Friday, April 18, 2025

WTO decries tariffs

The World Trade Organization has reversed its forecast for global goods trade this year amid the sudden and historic tariff confrontation between the United States and China and warned that even worse impacts if postponed U.S. levies against other countries take effect.

The Bank of Canada and the U.S. Federal Reserve issued dire warnings about their economies.


U.S. meat exporters are facing severe impacts from trade disruption, with 25 per of pork production, 15 per cent of chicken and 13 per cent of beef exported.


In January the World Trade Organization anticipated trade would grow by 2.7 per cent but now predicts in January 0.2 per cent.

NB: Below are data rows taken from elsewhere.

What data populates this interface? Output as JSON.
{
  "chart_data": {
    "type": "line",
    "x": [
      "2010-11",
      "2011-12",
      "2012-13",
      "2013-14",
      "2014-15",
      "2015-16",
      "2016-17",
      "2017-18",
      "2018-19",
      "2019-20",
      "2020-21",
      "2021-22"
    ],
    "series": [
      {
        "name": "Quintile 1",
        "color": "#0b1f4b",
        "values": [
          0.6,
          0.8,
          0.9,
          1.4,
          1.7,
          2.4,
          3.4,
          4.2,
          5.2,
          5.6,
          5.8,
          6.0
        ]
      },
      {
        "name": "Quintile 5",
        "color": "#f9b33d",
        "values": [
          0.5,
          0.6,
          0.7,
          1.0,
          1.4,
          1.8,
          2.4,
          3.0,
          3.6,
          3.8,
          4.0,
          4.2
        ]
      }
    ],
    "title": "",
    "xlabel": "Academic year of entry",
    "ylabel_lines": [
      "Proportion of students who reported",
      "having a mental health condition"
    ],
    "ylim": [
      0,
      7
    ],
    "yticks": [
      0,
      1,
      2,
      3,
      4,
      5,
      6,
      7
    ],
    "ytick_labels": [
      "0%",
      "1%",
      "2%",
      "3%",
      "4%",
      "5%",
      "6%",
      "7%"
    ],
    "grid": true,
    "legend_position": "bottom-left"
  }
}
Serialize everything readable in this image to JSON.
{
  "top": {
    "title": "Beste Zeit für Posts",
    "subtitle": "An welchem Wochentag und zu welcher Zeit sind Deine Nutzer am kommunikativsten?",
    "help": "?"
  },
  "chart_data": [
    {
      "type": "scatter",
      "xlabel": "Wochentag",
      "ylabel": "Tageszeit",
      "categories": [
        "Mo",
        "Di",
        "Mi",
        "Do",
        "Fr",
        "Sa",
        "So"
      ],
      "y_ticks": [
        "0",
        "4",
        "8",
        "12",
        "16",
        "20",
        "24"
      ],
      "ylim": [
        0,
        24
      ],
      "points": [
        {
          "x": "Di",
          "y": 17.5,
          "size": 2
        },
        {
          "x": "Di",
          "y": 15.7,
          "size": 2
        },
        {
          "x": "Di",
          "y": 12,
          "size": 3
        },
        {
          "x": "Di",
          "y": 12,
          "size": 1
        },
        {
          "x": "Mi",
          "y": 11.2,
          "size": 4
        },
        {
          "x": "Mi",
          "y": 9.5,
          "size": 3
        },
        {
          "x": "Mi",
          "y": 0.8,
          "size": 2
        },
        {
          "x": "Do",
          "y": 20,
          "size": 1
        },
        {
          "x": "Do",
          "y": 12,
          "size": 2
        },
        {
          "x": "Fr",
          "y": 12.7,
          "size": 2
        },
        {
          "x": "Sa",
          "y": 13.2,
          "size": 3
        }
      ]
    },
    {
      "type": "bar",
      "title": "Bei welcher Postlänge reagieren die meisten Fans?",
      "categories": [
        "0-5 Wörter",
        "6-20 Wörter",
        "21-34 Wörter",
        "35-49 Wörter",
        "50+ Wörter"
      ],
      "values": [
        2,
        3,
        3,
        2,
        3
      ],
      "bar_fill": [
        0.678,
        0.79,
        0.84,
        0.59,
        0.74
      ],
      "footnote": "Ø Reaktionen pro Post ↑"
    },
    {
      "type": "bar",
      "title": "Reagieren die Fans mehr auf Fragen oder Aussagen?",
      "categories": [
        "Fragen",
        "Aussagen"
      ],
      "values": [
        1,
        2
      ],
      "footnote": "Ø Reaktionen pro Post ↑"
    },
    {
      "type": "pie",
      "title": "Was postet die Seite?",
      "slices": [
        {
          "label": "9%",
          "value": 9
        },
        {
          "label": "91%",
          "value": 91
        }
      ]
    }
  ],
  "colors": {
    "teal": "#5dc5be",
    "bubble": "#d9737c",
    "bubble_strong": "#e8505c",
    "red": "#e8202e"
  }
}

In a statement, the organization said “severe downside risks exist” to the forecasts, including potential for President Donald Trump’s “reciprocal” tariffs on scores of countries to return in July after a 90-day pause. 


Director-General Ngozi Okonjo-Iweala said that the “enduring uncertainty threatens to act as a brake on global growth.”


Federal Reserve Chairman Jerome Powell this week said that U.S. tariffs so far are “significantly larger” than expected. “The same is likely to be true of the economic effects, which will include higher inflation and slower growth,” he said.


The Bank of Canada said it’s impossible to make predictions amid the current trade tension with the U.S., which has placed 25 per cent tariffs steel and aluminum and threatens 25 per cent on autos and auto parts.


It said that a negotiated removal of U.S. tariffs would allow a restoration of modest growth this year, while a longer global trade war would inflict both a significant recession and a spike in consumer prices.